DELTA: DEep Learning Transfer using Feature Map with Attention for Convolutional Networks (1901.09229v4)

Abstract: Transfer learning through fine-tuning a pre-trained neural network with an extremely large dataset, such as ImageNet, can significantly accelerate training while the accuracy is frequently bottlenecked by the limited dataset size of the new target task. To solve the problem, some regularization methods, constraining the outer layer weights of the target network using the starting point as references (SPAR), have been studied. In this paper, we propose a novel regularized transfer learning framework DELTA, namely DEep Learning Transfer using Feature Map with Attention. Instead of constraining the weights of neural network, DELTA aims to preserve the outer layer outputs of the target network. Specifically, in addition to minimizing the empirical loss, DELTA intends to align the outer layer outputs of two networks, through constraining a subset of feature maps that are precisely selected by attention that has been learned in an supervised learning manner. We evaluate DELTA with the state-of-the-art algorithms, including L2 and L2-SP. The experiment results show that our proposed method outperforms these baselines with higher accuracy for new tasks.

DEep Learning Transfer using Feature Map with Attention for Convolutional Networks: A Critical Overview

The paper introduces a novel framework called DEep Learning Transfer using Feature Map with Attention (DELTA) aimed at enhancing the accuracy of deep convolutional neural networks (CNNs) in transfer learning scenarios, particularly when faced with limited target domain datasets. The authors address two main shortcomings of traditional weight regularization methods in CNNs: the potential loss of valuable information due to inadequate regularization and suboptimal model performance due to overly restrictive regularization.

Theoretical Foundations and Methodological Advances

DELTA aims to preserve the semantic value of the pre-trained network's feature maps instead of merely anchoring network weights. This approach harnesses supervised attention to define the optimal feature maps for alignment between pre-trained and target networks. Specifically, DELTA computes the distance between feature maps generated by the source and target networks, re-enforcing those with higher discriminative power through supervised attention weights. This methodology adopts a behavioral regularization strategy, focusing on the outputs (behavior) of the network's outer layers rather than merely on the network's internal weights.

The paper delineates the integration of DELTA with existing techniques like $L^2$ and $L^2\text{-}SP$ by employing the starting point as reference (SPAR) strategy. This integration is achieved by balancing a parameter-based proximal term to help maintain consistency in inner layer parameter estimation.
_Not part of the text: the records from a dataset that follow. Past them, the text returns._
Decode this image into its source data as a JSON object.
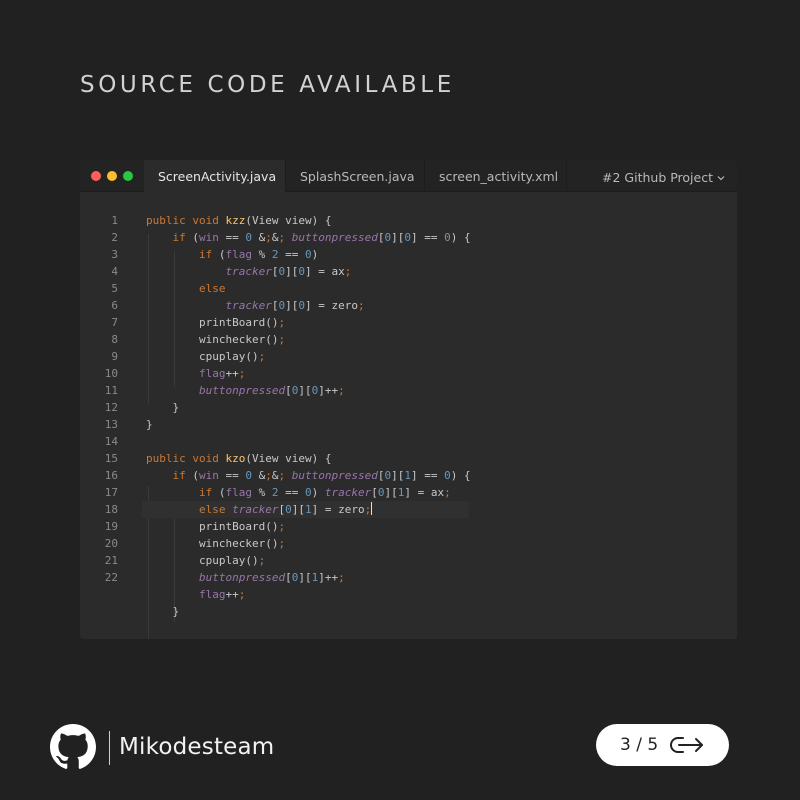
{
  "headline": "SOURCE CODE AVAILABLE",
  "editor": {
    "tabs": [
      {
        "label": "ScreenActivity.java",
        "active": true
      },
      {
        "label": "SplashScreen.java",
        "active": false
      },
      {
        "label": "screen_activity.xml",
        "active": false
      }
    ],
    "project_label": "#2 Github Project",
    "line_numbers": [
      "1",
      "2",
      "3",
      "4",
      "5",
      "6",
      "7",
      "8",
      "9",
      "10",
      "11",
      "12",
      "13",
      "14",
      "15",
      "16",
      "17",
      "18",
      "19",
      "20",
      "21",
      "22"
    ],
    "current_line": 17,
    "code_lines": [
      "public void kzz(View view) {",
      "    if (win == 0 && buttonpressed[0][0] == 0) {",
      "        if (flag % 2 == 0)",
      "            tracker[0][0] = ax;",
      "        else",
      "            tracker[0][0] = zero;",
      "        printBoard();",
      "        winchecker();",
      "        cpuplay();",
      "        flag++;",
      "        buttonpressed[0][0]++;",
      "    }",
      "}",
      "",
      "public void kzo(View view) {",
      "    if (win == 0 && buttonpressed[0][1] == 0) {",
      "        if (flag % 2 == 0) tracker[0][1] = ax;",
      "        else tracker[0][1] = zero;",
      "        printBoard();",
      "        winchecker();",
      "        cpuplay();",
      "        buttonpressed[0][1]++;",
      "        flag++;",
      "    }"
    ]
  },
  "footer": {
    "logo_icon": "github-icon",
    "brand": "Mikodesteam",
    "pager_text": "3 / 5",
    "next_icon": "swipe-next-icon"
  },
  "colors": {
    "background": "#212121",
    "editor_bg": "#2b2b2b",
    "keyword": "#cc7832",
    "function": "#ffc66d",
    "number": "#6897bb",
    "field": "#9876aa"
  }
}
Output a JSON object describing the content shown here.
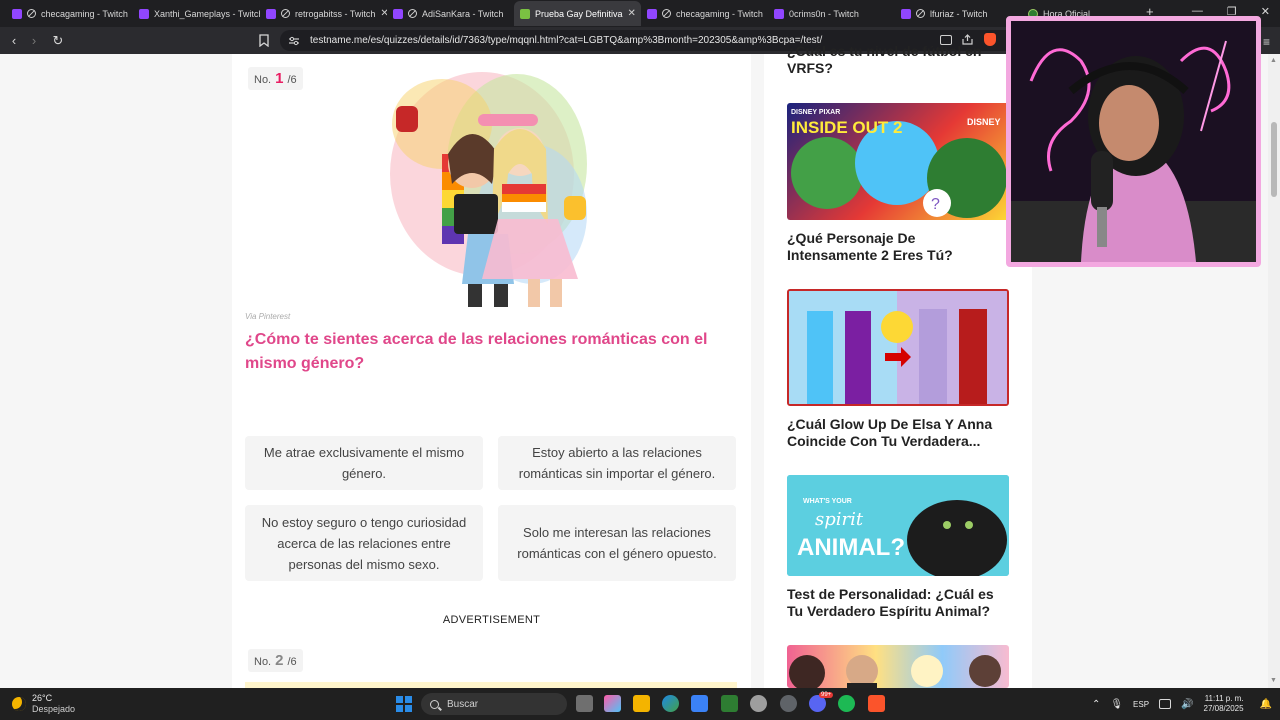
{
  "browser": {
    "tabs": [
      {
        "label": "checagaming - Twitch",
        "muted": true
      },
      {
        "label": "Xanthi_Gameplays - Twitch",
        "muted": false
      },
      {
        "label": "retrogabitss - Twitch",
        "muted": true
      },
      {
        "label": "AdiSanKara - Twitch",
        "muted": true
      },
      {
        "label": "Prueba Gay Definitiva",
        "active": true
      },
      {
        "label": "checagaming - Twitch",
        "muted": true
      },
      {
        "label": "0crims0n - Twitch",
        "muted": false
      },
      {
        "label": "lfuriaz - Twitch",
        "muted": true
      },
      {
        "label": "Hora Oficial",
        "muted": false
      }
    ],
    "close_glyph": "✕",
    "new_tab_glyph": "+",
    "window_controls": [
      "—",
      "❐",
      "✕"
    ],
    "url": "testname.me/es/quizzes/details/id/7363/type/mqqnl.html?cat=LGBTQ&amp%3Bmonth=202305&amp%3Bcpa=/test/",
    "nav": {
      "back": "‹",
      "forward": "›",
      "reload": "↻",
      "menu": "≡"
    }
  },
  "quiz": {
    "q1": {
      "prefix": "No.",
      "number": "1",
      "total": "/6",
      "credit": "Via Pinterest",
      "question": "¿Cómo te sientes acerca de las relaciones románticas con el mismo género?",
      "answers": [
        "Me atrae exclusivamente el mismo género.",
        "Estoy abierto a las relaciones románticas sin importar el género.",
        "No estoy seguro o tengo curiosidad acerca de las relaciones entre personas del mismo sexo.",
        "Solo me interesan las relaciones románticas con el género opuesto."
      ]
    },
    "ad_label": "ADVERTISEMENT",
    "q2": {
      "prefix": "No.",
      "number": "2",
      "total": "/6"
    }
  },
  "sidebar": {
    "partial_title": "¿Cuál es tu nivel de fútbol en VRFS?",
    "cards": [
      {
        "title": "¿Qué Personaje De Intensamente 2 Eres Tú?",
        "thumb_text": [
          "DISNEY PIXAR",
          "INSIDE OUT 2",
          "DISNEY"
        ]
      },
      {
        "title": "¿Cuál Glow Up De Elsa Y Anna Coincide Con Tu Verdadera...",
        "thumb_text": []
      },
      {
        "title": "Test de Personalidad: ¿Cuál es Tu Verdadero Espíritu Animal?",
        "thumb_text": [
          "WHAT'S YOUR",
          "spirit",
          "ANIMAL?"
        ]
      }
    ]
  },
  "taskbar": {
    "temperature": "26°C",
    "weather": "Despejado",
    "search_placeholder": "Buscar",
    "language": "ESP",
    "time": "11:11 p. m.",
    "date": "27/08/2025",
    "discord_badge": "99+"
  },
  "colors": {
    "accent_pink": "#e0478a",
    "number_pink": "#e91e63",
    "twitch_purple": "#9146ff",
    "cam_border": "#f3a8e0"
  }
}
Experimental Evidence and Implications

Empirical evaluation reports indicate that DELTA surpasses traditional methods like $L^2$ and $L^2\text{-}SP$ on various datasets, including Caltech 256, Stanford Dogs 120, MIT Indoors 67, and others, achieving impressive improvements in classification accuracy. The effectiveness of DELTA is particularly notable in fine-grained image categorization tasks as demonstrated on datasets such as the CUB-200-2011 and Food-101, where DELTA results in top-1 accuracy improvements over other state-of-the-art transfer learning strategies.
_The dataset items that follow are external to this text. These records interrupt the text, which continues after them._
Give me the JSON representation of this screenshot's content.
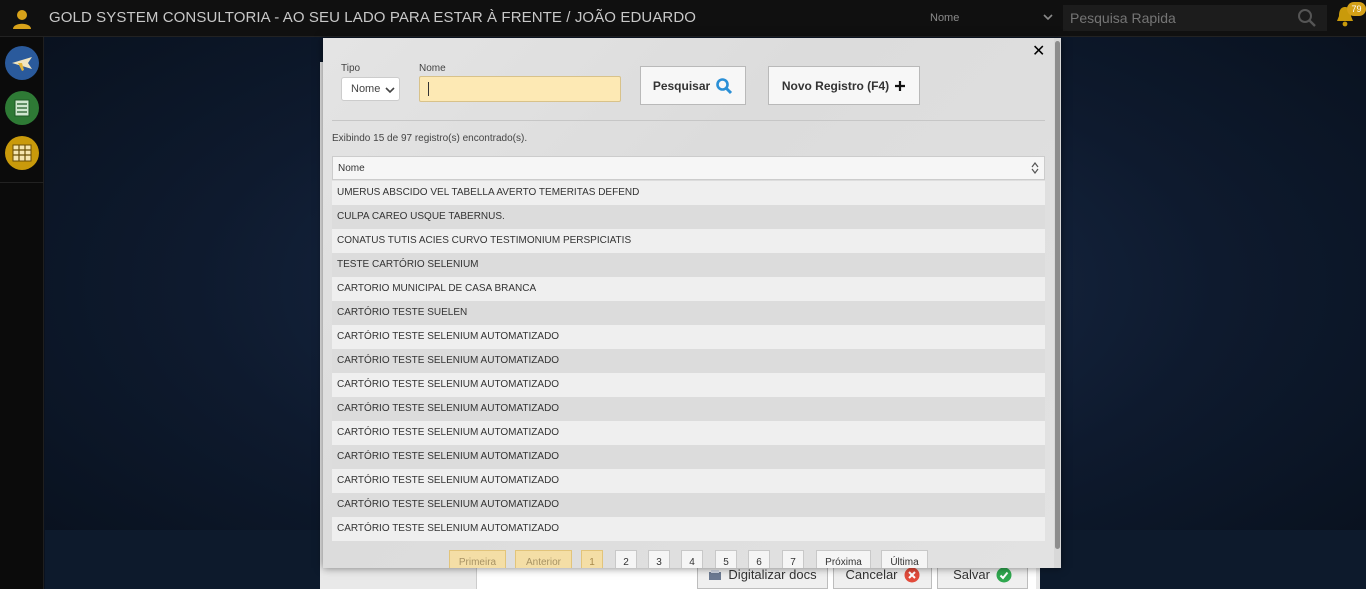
{
  "app": {
    "title": "GOLD SYSTEM CONSULTORIA - AO SEU LADO PARA ESTAR À FRENTE / JOÃO EDUARDO",
    "search_type_selected": "Nome",
    "quick_search_placeholder": "Pesquisa Rapida",
    "notification_count": "79"
  },
  "rail": {
    "icons": [
      "airplane-icon",
      "list-icon",
      "grid-icon"
    ],
    "colors": [
      "#2a5a9c",
      "#2e7a35",
      "#c99a0b"
    ]
  },
  "background_form": {
    "buttons": {
      "scan": "Digitalizar docs",
      "cancel": "Cancelar",
      "save": "Salvar"
    }
  },
  "modal": {
    "labels": {
      "tipo": "Tipo",
      "nome": "Nome"
    },
    "tipo_selected": "Nome",
    "nome_value": "",
    "buttons": {
      "search": "Pesquisar",
      "new_record": "Novo Registro (F4)"
    },
    "summary": "Exibindo 15 de 97 registro(s) encontrado(s).",
    "grid": {
      "column_header": "Nome",
      "rows": [
        "UMERUS ABSCIDO VEL TABELLA AVERTO TEMERITAS DEFEND",
        "CULPA CAREO USQUE TABERNUS.",
        "CONATUS TUTIS ACIES CURVO TESTIMONIUM PERSPICIATIS",
        "TESTE CARTÓRIO SELENIUM",
        "CARTORIO MUNICIPAL DE CASA BRANCA",
        "CARTÓRIO TESTE SUELEN",
        "CARTÓRIO TESTE SELENIUM AUTOMATIZADO",
        "CARTÓRIO TESTE SELENIUM AUTOMATIZADO",
        "CARTÓRIO TESTE SELENIUM AUTOMATIZADO",
        "CARTÓRIO TESTE SELENIUM AUTOMATIZADO",
        "CARTÓRIO TESTE SELENIUM AUTOMATIZADO",
        "CARTÓRIO TESTE SELENIUM AUTOMATIZADO",
        "CARTÓRIO TESTE SELENIUM AUTOMATIZADO",
        "CARTÓRIO TESTE SELENIUM AUTOMATIZADO",
        "CARTÓRIO TESTE SELENIUM AUTOMATIZADO"
      ]
    },
    "pagination": {
      "first": "Primeira",
      "previous": "Anterior",
      "pages": [
        "1",
        "2",
        "3",
        "4",
        "5",
        "6",
        "7"
      ],
      "current_page": "1",
      "next": "Próxima",
      "last": "Última"
    }
  },
  "colors": {
    "input_highlight": "#fde9b4",
    "accent_blue": "#2a8fd6",
    "cancel_red": "#e24b3b",
    "save_green": "#2fa84f",
    "gold": "#c99a0b"
  }
}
The results, highlighted through detailed comparisons, demonstrate DELTA's robustness and its capacity to efficiently reuse and re-weight "unactivated" channels — convolutional segments not contributing significantly during pre-training — enhancing model generalization without catastrophic forgetting.

Broader Impact and Future Directions

The success of DELTA suggests further exploration into behavior-based regularization methods in deep transfer learning across different architectures. There remains potential for incorporating more advanced attention mechanisms and integrating DELTA into larger, diverse neural networks. It paves the way for more refined algorithms handling dynamic transfer scenarios, where attention dampened weights could adapt continually to emerging patterns and datasets.

DELTA's ability to improve transfer learning outcomes holds practical significance in domains with scarce labeled data, presenting implications for applications in commercial and research-focused AI projects. Future research could explore cross-domain adaptation and apply DELTA in new fields like natural language processing and other AI areas reliant on transfer learning frameworks.

Conclusion

DELTA represents a significant shift in addressing CNN transfer learning challenges, leveraging feature map behavioral data with a focus on attention-mediated weight optimization. Its superiority over conventional weight-centric techniques and enhancements in classification accuracy signify a noteworthy progression in the field of transfer learning, offering profound implications for advancing AI applications reliant on deep learning technologies.